If you want to have a giggle and reminisce about what it was like to take a flight 75 years ago, check out this article from a 1934 issue of Airline Business sister publication, Flight International.

Pointing to a United Airlines flight he took between New York and Chicago, a Mr Gordon England makes the point that “we in Great Britain have something to learn from the other side of the Atlantic concerning the running of air lines”.

Mr England was particularly impressed by the “hostesses, their very attractive green uniform, and the fact that they were always ready to do everything for the convenience and comfort of passengers”. Read into that what you will.

Cigarettes were also handed out to passengers “free of charge” to smoke during the flight.

Fast forward 75 years and you can read a very different review of the differences between US carriers and their counterparts on the other side of the Atlantic.

In this blog, Brendan Sobie describes United Airlines’ new business class as “still one step behind” its rivals in Europe, the Middle East and England. How times have changed!    


One Response to What a difference 75 years makes in flying

  1. David Bilcliffe 26 January, 2009 at 4:52 pm #

    At a time when the airline industry is sinking fast under the burden of fuel costs, “green” taxation and a declining / recession heading market, some would say that it is time to stop grumbling about the problems, stop talking and move on, start implementing solutions within a matter of days and weeks.

    The industry has waited years for Government to “do” something; waited years for the Air Traffic Service providers to “design” something. That “do” and “something” must be aimed at reducing congestion, strip out unnecessary operational costs and reduce toxic emissions.

    True, there are exciting route optimizations projects, continuous rate decent trials and other ATC projects… But none of them attempt to solve the core problem created by the rush to take-off and arrive early in the hope to land…

    The industry appears to have overlooked a patented system that could be used by airlines and airports to manage the inbound flow of aircraft to an airfield by ensuring that aircraft are sequenced before departure into an arrival stream.

    Sequencing uses operational data obtained from the airlines and then provides a methodology for sharing this data with the air traffic control (ATC) agency.

    The outcome is a daily arrival schedule providing a predetermined operational arrival time for each aircraft movement. The operational data used by the system relates to airline punctuality, taxi times at departure airfields and actual flight times predicted on a flight-by-flight basis by airline flight planning systems.

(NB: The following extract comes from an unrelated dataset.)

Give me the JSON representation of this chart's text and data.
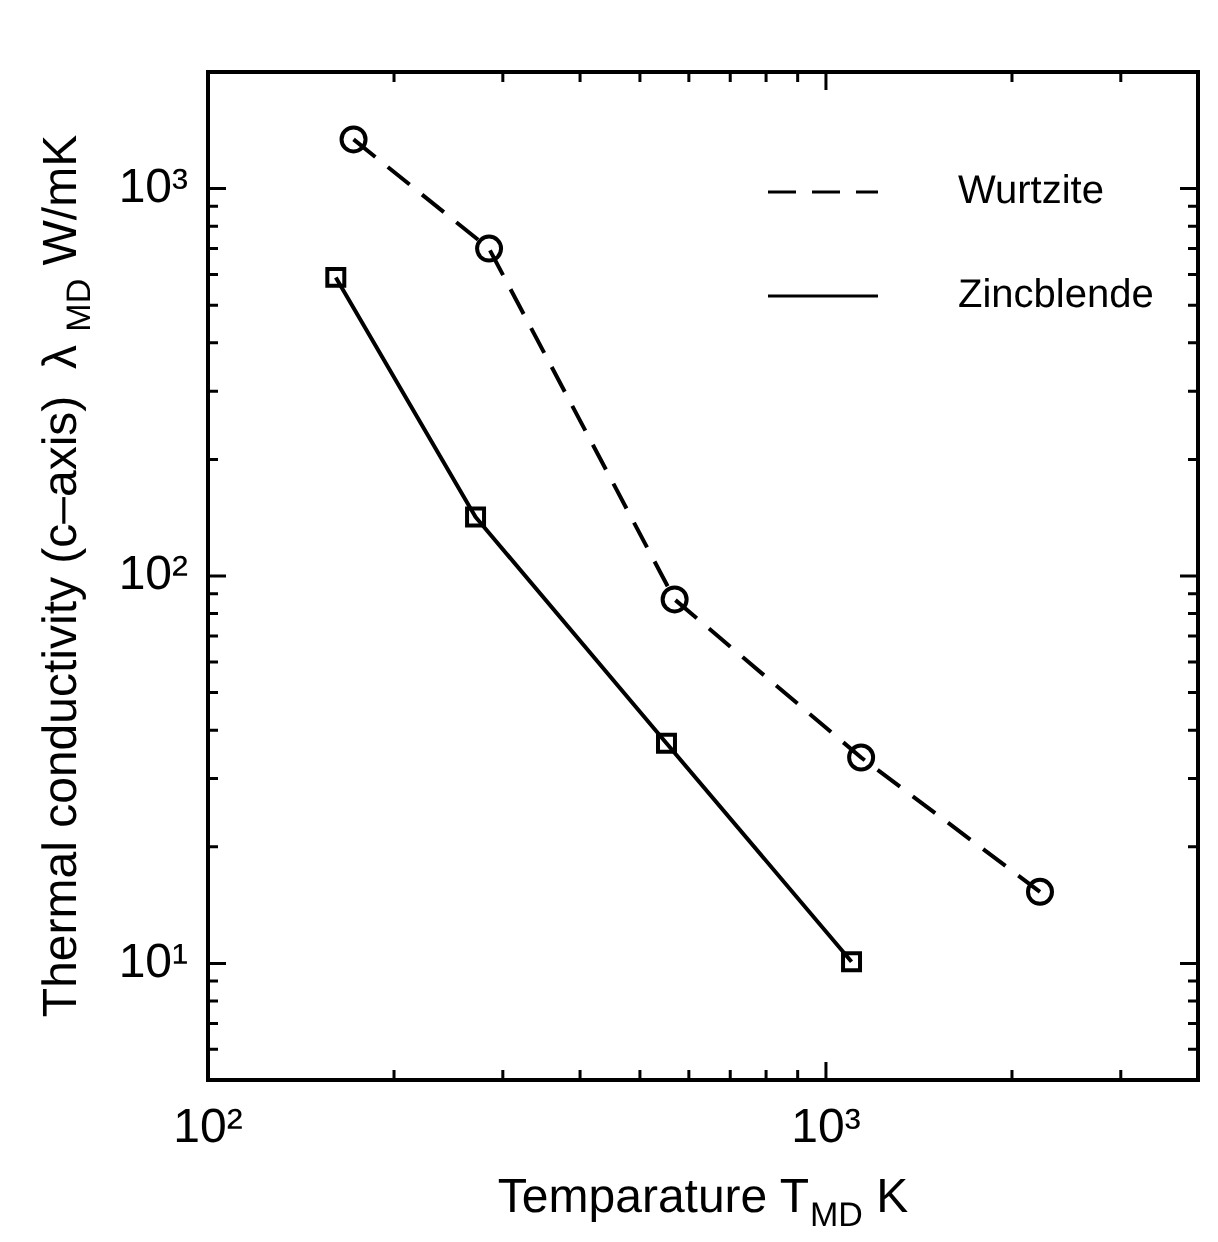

    This information is combined to effect a predictive arrival time at a desired navigational fix. When used in conjunction with an optimized sequencing process for the final arrival time, the system then creates a Tactical Arrival Time (TAT) for an individual flight. There are no material changes to the existing ATC procedure or system for flight plans.

    Independent trials and analysis completed over the past five years indicate that for a congested airport, such as LHR, the annual fuel savings would be in the region of USD$18m (Fuel burn based on 4 tonnes/hr @ USD$667.4 per tonne – IATA Spot Price 17/11/08) and achieve CO2 emission reductions of approx 75,330 tonnes per annum… and that’s at just one airport!